Ooops!), which were used to imitate spoken non-verbal cues. Another study, which focused on the subtitles of British television programs, revealed that they often contain “typos and other non-word-like structures (like
aaaarrrrgh or
zzzzzzzzzzzz)” (
Van Heuven et al. 2014). Such examples are representatives of ‘new’ imitative SD-1 words, which shows that such rare lexis is visually presented in subtitles quite frequently. In these words, letter repetition indicates gemination (consonant lengthening) or vowel lengthening, both of which are typical traits of ideophones (
Voeltz and Kilian-Hatz 2001) and SD-1 onomatopoeic interjections (
Flaksman 2015). We assume that we might observe these frequency effects in the performance of the English participants. To our knowledge, there are no similar studies in Russian therefore it is problematic to draw conclusions in this respect. Word prevalence (i.e., the number of people who know the word) might be an additional factor to explain the fact that some low-frequency words are recognized as quickly and accurately as high-frequency words are (
Brysbaert et al. 2019). These observations may account for the significant delay in the recognition of words at SD-1 in Russian.

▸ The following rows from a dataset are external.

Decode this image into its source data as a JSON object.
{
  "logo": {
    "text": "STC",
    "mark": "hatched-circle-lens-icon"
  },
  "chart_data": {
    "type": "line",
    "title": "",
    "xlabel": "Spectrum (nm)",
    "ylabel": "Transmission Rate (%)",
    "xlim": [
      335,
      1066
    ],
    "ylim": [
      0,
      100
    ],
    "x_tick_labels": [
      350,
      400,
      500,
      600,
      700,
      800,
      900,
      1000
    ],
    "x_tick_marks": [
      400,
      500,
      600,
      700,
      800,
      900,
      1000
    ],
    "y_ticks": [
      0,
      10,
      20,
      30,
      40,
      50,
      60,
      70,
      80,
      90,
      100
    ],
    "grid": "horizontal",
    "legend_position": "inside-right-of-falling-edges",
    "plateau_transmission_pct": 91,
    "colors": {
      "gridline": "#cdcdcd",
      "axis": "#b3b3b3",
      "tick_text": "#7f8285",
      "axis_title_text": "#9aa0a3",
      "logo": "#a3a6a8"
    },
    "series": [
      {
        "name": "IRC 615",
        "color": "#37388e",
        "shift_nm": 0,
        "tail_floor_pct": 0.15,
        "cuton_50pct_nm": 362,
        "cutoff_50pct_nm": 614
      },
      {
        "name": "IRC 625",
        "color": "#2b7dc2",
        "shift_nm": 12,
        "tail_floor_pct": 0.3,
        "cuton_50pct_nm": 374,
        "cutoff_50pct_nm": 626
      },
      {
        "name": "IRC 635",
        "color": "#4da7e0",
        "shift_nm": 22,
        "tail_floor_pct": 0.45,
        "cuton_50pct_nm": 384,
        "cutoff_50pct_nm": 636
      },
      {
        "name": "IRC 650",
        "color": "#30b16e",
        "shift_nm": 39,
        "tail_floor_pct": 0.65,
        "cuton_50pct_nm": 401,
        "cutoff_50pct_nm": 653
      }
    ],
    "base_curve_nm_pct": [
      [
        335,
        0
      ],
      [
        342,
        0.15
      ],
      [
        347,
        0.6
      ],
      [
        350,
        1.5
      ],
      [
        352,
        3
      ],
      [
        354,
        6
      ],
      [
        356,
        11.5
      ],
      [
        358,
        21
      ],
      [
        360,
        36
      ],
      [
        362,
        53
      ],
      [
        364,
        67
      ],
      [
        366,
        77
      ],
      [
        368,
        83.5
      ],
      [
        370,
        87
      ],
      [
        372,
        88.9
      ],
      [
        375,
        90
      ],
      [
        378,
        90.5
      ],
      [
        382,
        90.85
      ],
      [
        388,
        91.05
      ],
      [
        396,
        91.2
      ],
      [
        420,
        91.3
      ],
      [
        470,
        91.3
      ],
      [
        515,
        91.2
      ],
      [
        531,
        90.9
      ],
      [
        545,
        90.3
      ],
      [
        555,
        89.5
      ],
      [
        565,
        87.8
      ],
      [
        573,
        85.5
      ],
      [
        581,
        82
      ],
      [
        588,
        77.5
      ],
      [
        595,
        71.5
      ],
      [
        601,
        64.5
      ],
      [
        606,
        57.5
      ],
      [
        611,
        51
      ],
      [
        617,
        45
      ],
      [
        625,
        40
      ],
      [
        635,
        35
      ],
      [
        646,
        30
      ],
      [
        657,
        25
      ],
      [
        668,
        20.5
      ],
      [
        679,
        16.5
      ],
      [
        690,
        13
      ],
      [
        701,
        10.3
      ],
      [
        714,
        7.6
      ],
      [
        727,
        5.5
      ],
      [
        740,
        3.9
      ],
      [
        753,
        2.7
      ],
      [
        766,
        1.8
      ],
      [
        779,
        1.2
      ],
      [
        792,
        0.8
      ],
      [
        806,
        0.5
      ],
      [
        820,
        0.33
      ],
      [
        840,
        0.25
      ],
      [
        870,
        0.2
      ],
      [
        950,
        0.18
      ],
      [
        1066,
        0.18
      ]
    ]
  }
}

Last, but not least, we should take into consideration the differences between individuals in terms of their cognitive abilities, for example, in the degree of semantic reliance. There are also the psycholinguistic features of target word stimuli to consider such as familiarity, imageability, emotional valence, and emotional arousal, which can affect the process of visual recognition when filled with an individual meaning for the participant (
Citron et al. 2014). The task in the current study was to answer as quickly and accurately as possible, emphasizing speed over accuracy. It means that subjects should rather rely on orthographic code, which results in faster responses to words with more neighbors (
Binder et al. 2003). However, if some of the subjects chose to put greater emphasis on accuracy (in which case we observe a reverse picture: responses to words with few or no neighbors are faster), a somewhat different explanation for the response patterns could be provided. If this was the case with our English participants, for example, this could partially account for their response pattern (the SD-2 group was the lowest to recognize among all SD-groups, with the mean number of neighbors of 2.1).